Originally published by AxiTrader
The Australian dollar continues to be well supported trading up to its highest level since Anzac Day with a peak of 0.7566 against the US dollar overnight. It is also making gains against the euro, kiwi, Canadian dollar, and yen with this current rally.
It's a strange rally in many ways because at a macro level the fundamental supports seem to be lacking.
Iron ore is languishing again. Australian GDP growth yesterday wasn't awful. But it was supported by inventory and consumption - both of which may prove ephemeral drivers. And the growth rate of just 1.7% for the year to the end of March is the weakest level since the GFC.
It's not the healthiest starting point for the RBA's increasingly heroic expectation that growth is going to accelerate back toward potential at 3% and beyond. But it was that expectation, and a weaker US dollar which was a big part of the drive higher in the Aussie so far this week.
But my sense of this rally is that with the Aussie consistently finding support recently in the mid 73 cent region against the US dollar, with the AUD/NZD itself finding support above 1.04 and near a long term trendline which stretches back to 2104, and with the Australian data over the past few days not as bad as many were starting to fear the outlook for the Aussie brightened. Both against the US dollar and on the crosses.
Naturally, as I have been writing the last few days it was also a technically driven rally with the break of the 200 day moving average at 0.7527 a positive medium term sign.
The question of course is can the Aussie continue to rise against this backdrop where iron ore is weak, bond spreads to the US compressed, and the domestic economic outlook clouded.
The answer to that question is maybe.
The Aussie has materially underperformed US dollar weakness over the past month and is only just now starting to catch up. That's one of the reasons it's again making headway on the crosses.
Based on just the US dollar as an indicator - without the handbrake of Australia's commodity basket and bond spreads - the Aussie could be trading as high as 79 cents. But when you add in the hand brakes the Aussie is likely approach a fairer value in this 0.7550 region right now.
That means it gains are going to be harder to find unless we see further US dollar selling or a turnaround in base metal prices and or bond spreads. That might be a stretch right now.
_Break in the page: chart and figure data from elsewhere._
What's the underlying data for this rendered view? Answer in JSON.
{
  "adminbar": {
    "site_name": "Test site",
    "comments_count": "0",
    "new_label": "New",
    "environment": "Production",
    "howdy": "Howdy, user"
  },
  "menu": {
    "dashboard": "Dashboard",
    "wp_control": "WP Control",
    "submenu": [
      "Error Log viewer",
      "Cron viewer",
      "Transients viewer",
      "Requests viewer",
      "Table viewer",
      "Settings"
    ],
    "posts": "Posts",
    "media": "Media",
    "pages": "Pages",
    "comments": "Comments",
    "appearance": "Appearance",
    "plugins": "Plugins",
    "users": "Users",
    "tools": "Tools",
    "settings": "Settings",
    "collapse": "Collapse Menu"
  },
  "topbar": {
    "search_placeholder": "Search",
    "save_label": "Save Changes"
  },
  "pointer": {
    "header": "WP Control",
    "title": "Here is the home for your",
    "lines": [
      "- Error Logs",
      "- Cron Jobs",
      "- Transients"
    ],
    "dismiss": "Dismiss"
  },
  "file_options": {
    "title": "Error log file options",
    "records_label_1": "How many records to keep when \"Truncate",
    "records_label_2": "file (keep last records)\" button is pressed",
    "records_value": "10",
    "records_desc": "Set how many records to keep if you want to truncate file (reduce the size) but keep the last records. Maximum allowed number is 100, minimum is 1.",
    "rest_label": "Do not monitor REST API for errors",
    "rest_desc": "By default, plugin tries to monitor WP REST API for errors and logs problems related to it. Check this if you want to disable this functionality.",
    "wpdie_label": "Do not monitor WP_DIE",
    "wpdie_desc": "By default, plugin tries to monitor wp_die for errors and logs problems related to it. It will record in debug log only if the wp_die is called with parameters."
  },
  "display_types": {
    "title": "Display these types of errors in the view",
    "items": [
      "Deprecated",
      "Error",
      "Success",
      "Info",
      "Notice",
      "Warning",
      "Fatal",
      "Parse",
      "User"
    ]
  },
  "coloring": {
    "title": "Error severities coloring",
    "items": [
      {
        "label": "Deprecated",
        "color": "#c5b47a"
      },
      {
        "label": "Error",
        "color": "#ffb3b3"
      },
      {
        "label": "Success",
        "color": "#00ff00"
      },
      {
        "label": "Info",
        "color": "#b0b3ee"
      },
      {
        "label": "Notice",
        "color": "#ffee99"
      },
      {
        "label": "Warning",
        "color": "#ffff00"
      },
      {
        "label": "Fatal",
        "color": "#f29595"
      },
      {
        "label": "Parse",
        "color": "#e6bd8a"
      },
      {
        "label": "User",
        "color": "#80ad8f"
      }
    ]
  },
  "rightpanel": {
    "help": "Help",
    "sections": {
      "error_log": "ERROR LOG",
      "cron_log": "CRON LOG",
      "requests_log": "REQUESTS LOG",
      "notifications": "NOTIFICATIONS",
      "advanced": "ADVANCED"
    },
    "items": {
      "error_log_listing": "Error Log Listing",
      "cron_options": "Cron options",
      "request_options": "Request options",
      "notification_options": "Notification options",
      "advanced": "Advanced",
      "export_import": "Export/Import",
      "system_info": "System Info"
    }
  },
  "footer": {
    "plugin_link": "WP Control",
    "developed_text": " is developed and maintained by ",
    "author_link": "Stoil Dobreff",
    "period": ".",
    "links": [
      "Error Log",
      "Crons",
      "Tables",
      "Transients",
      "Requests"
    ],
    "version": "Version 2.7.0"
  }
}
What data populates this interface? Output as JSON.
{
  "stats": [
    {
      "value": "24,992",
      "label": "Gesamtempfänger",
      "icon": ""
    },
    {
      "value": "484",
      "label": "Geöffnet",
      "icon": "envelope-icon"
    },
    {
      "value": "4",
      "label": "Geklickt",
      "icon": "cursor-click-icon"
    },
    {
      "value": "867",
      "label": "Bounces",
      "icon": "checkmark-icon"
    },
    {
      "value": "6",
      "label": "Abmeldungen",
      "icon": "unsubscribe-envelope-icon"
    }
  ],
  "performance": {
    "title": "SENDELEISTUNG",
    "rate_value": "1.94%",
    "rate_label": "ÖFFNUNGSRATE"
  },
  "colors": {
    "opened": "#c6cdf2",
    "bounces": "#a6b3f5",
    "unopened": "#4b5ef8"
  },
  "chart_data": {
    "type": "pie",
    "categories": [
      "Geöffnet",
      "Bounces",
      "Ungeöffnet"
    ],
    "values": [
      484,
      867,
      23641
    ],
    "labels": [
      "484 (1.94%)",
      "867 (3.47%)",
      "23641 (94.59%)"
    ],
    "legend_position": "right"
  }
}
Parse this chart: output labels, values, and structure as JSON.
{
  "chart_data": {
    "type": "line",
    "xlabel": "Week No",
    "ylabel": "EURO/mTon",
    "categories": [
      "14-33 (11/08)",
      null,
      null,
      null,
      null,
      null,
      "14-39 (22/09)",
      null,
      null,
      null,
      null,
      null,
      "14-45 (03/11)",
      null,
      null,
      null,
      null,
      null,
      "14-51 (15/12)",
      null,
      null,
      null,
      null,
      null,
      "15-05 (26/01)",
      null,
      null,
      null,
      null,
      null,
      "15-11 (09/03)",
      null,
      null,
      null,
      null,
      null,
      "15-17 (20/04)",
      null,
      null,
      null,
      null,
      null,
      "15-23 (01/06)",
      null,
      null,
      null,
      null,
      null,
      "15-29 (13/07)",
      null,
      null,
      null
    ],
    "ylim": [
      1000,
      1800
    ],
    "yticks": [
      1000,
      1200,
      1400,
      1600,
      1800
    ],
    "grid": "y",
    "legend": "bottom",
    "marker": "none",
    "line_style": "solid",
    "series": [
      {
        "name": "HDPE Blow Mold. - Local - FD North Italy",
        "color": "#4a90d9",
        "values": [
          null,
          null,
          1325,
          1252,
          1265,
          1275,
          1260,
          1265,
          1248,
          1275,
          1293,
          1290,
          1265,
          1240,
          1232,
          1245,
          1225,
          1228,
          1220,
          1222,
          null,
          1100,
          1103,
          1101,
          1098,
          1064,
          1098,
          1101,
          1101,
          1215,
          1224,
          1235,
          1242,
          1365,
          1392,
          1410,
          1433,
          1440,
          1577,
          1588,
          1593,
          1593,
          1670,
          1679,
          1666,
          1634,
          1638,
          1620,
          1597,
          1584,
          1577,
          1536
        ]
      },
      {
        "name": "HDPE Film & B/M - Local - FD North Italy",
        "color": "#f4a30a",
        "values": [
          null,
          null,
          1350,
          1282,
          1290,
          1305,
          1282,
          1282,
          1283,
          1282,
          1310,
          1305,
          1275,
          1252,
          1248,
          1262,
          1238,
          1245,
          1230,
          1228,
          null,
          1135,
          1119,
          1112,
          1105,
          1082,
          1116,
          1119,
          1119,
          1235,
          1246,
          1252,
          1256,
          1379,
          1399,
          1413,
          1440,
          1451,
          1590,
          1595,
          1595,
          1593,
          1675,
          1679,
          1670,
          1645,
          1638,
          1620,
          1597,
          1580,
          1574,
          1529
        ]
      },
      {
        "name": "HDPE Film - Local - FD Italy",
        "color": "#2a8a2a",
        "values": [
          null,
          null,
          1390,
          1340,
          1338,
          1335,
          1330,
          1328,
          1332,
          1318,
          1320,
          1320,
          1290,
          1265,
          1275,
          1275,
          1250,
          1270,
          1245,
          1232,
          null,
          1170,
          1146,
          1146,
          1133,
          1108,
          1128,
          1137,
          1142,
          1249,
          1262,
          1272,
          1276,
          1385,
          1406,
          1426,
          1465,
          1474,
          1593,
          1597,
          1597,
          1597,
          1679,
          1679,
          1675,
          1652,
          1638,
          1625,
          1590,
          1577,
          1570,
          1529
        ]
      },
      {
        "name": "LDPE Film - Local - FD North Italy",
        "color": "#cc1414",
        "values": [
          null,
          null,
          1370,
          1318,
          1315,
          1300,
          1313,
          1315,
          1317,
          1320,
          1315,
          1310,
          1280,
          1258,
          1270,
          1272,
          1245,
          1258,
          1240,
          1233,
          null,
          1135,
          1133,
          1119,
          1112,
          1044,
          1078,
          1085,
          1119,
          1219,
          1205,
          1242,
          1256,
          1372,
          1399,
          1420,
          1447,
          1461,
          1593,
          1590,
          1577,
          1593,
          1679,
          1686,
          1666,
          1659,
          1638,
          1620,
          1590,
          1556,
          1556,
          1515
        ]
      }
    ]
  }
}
And that suggests a move up to 0.7590/0.7610 might be both achievable short term but a stretch to hold for an extended period for the Aussie.
Short term the 4 hour charts for the AUD/USD look like they might be turning for a run back toward 0.7620/25 while below last night's high at 0.7566. There is short term support from a very steep trendline at 0.7535 on the day as well.
Here's the chart.
The crosses are more sanguine.
AUD/NZD looks positive up toward resistance at 1.0550. But that resistance, the bottom of the old downtrend channel, looks pretty solid right now. EUR/AUD looks biased lower though. Perhaps even to 1.4650 or lower.
AUD/JPY is in a range and GBP/AUD depends on the outcome of the election tonight.
On the data front both the Australian and Chinese trade data will be important today for Aussie dollar traders.